Last week it looked as if Britain’s Professor Alexander Fleming had discovered the greatest therapeutic drug of all time. Not since penicillin became a wonder drug in 1941 has it made such news. A jam-packed session of the American Public Health Association’s meeting in Manhattan heard the Public Health Service’s Dr. John F. Mahoney announce that penicillin had apparently cured four cases of early syphilis. The penicillin treatment lasted eight days. The standard treatment takes 18 months. (The one-and five-day treatments with artificial fever and drugs, though sometimes dramatic, are still considered risky.)
Each of Dr. Mahoney’s patients was given an injection of 25,000 units of penicillin in the buttock muscles every four hours. Each received 48 injections. After 16 hours of treatment, the corkscrew-shaped spirochetes no longer showed up under the microscope in serum from the lesion. Dr. Mahoney was “stunned”; this is the first case on record in which penicillin has killed spirochetes, a higher form of life than bacilli. Yet the patients had no bad reaction from the injections.

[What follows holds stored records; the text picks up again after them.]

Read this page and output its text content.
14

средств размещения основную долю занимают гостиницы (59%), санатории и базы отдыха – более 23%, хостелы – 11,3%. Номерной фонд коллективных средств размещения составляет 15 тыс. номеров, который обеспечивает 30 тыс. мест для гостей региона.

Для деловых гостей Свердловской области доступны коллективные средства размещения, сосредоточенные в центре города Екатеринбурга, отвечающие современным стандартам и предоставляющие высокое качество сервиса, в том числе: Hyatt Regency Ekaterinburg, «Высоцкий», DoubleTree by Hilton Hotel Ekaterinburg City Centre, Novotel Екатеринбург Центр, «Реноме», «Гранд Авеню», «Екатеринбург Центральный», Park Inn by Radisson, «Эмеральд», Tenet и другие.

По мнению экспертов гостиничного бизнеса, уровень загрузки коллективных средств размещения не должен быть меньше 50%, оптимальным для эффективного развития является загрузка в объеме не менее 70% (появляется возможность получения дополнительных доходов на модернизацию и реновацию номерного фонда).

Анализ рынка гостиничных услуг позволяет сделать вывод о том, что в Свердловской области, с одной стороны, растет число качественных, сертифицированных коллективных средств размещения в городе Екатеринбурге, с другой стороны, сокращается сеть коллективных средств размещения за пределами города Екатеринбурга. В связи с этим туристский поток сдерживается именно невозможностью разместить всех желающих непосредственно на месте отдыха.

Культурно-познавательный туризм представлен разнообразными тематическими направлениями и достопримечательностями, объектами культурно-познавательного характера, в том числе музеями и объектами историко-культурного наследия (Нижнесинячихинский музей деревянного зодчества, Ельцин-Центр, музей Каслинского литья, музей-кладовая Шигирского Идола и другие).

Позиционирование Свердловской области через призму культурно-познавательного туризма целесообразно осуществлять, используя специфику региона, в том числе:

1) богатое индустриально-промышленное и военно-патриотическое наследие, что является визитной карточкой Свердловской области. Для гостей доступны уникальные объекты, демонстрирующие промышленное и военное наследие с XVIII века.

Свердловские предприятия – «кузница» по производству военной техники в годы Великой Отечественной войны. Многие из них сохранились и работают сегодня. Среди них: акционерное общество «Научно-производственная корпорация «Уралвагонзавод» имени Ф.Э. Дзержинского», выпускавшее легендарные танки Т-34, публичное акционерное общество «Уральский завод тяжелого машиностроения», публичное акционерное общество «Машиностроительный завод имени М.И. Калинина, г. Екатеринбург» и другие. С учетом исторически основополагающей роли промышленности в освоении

During treatment and in the following weeks, the men’s blood was repeatedly put through seven different syphilis-finding tests. One by one, beginning about the 20th day, the tests became negative. In one case all six tests became negative in 30 days. The others were completely negative by the 110th day except for one man for whom one delicate test remained doubtful (but Dr. Mahoney says “a clever technician” could easily have read that as negative too). Now, 130 days after treatment began, all the men are apparently well. But as syphilis often returns when doctors think they have it licked, the patients’ blood and health are being rechecked every week.
Before penicillin can be called a cure for syphilis, says Dr. Mahoney. it must succeed in a huge number of cases over a long period. Such a workout must wait until more penicillin is available, probably after the war. But Dr. Mahoney, whom other syphilologists call a “sound” man, was enough impressed by penicillin’s performance to say that “a reconstruction of syphilis therapy may be necessary.” And a doctor who took the platform to comment on his speech went even further. Said he: “This is probably the most significant paper ever presented in the medical field.”
Other important penicillin news: Drs. George H. Robinson and James E. Wallace of Pittsburgh have used crude green penicillium mold (which produces the drug penicillin) in healing stubborn surface wounds. Highly refined penicillin, on which the armed forces have priorities, is necessary for bloodstream injections, but the doctors did not see why surface poultices needed to be so fancy. Their idea was that the living mold might make penicillin right in the wound. They are not sure what actually happens, but the results are good. With mold-inoculated gauze they cured a man with an acute bone infection in ten days, greatly improved a patient with multiple abscesses on his back, cured or improved several others.